My degree in archaeology and ancient history and Master’s degree in Museum Studies means all types of history fascinate me, as well as preserving and protecting it. I have previously worked at the Victorian & Albert Museum, as well as in independent museums and local authority run museums and historic buildings. I am currently the Collections Manager at Hall Place & Gardens where I am in charge of volunteer recruitment and management, researching and curating exhibitions, looking after the boroughs museum collection, assisting with the upkeep of our grade I listed Tudor house, running our social media accounts and assisting with our website, and organising some of our events that we hold throughout the year. We are a very small team and everyone gets stuck in and sings from the same hymn sheet which makes for a great atmosphere and productivity. I look forward to our next stage of development and working with you all and our new Chair to further Crossness to gaining Museum Accreditation status. Also to develop the organisation so it is financially sustainable and efficient for future conservation, preservation, engagement and education.
Peter Walters, RANG
I joined the trust as a volunteer in January 2019 as a member of the RANG team. I have been involved with track design, compiling the Safety Management System document, preservation of the Loco, compiling the RANG rule book and track build. I was invited to join the Board of Trustees in August 2019. I am the chair of the Resilience Committee.

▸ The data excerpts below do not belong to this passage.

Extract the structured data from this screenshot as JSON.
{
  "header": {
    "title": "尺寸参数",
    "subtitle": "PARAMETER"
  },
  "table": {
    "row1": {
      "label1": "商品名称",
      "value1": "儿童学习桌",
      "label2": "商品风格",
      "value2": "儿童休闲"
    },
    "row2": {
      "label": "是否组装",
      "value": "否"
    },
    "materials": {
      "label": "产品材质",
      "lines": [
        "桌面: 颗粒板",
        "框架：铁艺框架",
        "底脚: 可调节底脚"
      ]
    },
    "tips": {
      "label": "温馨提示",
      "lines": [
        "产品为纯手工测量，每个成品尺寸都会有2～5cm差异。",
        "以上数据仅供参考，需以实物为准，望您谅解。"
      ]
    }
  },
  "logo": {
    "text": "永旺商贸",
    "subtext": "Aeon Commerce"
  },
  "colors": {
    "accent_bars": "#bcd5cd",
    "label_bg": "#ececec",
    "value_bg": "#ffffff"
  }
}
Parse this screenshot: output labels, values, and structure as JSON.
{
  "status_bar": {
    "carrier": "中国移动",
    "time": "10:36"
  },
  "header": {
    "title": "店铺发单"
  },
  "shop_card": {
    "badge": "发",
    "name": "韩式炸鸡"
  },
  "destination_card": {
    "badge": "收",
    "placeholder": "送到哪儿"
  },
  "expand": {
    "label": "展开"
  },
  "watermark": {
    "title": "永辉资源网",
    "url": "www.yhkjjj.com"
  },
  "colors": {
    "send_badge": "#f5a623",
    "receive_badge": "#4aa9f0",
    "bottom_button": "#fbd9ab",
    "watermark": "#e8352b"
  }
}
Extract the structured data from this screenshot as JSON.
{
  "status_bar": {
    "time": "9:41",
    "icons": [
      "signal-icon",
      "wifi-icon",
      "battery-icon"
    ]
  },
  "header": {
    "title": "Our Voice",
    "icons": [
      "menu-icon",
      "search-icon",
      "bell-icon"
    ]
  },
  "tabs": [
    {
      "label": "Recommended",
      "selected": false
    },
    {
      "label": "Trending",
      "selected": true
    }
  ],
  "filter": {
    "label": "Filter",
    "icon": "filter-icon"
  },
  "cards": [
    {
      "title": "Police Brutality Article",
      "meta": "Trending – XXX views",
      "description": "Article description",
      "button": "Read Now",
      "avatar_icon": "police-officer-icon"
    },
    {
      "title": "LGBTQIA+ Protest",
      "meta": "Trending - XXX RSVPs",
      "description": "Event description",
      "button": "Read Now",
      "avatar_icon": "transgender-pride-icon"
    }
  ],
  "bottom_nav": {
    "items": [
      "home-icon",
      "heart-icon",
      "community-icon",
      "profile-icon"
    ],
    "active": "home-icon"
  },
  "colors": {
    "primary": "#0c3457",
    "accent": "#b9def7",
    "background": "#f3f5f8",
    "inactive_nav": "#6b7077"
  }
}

In the past I have worked in the music industry as a Road Manager, Live Sound Engineer, Recording Engineer. As a Sound Engineer in the film industry. In the Broadcast Industry as a systems architect, design consultant and as a consultant engineer for large broadcast/computer systems. I have owned and have been Managing Director of 2 Limited Companies. I have worked in numerous countries around the world. I am a Prince2 practitioner.
I bring skills to the Trust that I believe will assist the Trust to evolve into a thriving organisation going forwards. I look forwards to working within the Trust in the future to preserve and improve Crossness for the interest and enjoyment of future generations.
Robin Parkinson RANG
Board member and Railway team leader since 2017
Apprenticeship with D Napier & Son.
Coca-Cola Export Corp trouble shooting for European plants. One year contract in Ireland to commission what was then the fastest plant in Europe followed by joining Westinghouse Ireland. Six month contract as an NGO working in Cambodia supervising the reconstruction of a fertilizer factory after Pol Pot regime.
Joining Thames Water in 2000 was my introduction to “The Cathedral on the Marsh” where I had the satisfaction of making a number of the oil plots that adorn Prince Consort today.
Late 2016 I was asked to volunteer at Crossness to lead the construction of the railway, we started with two myself and Christine followed by two more now we have a dedicated team of twelve with a few others that help out when available.
Since spring of 2017 the team have restored the locomotive and carriage, and built nearly 480 meters of track and started passenger operation.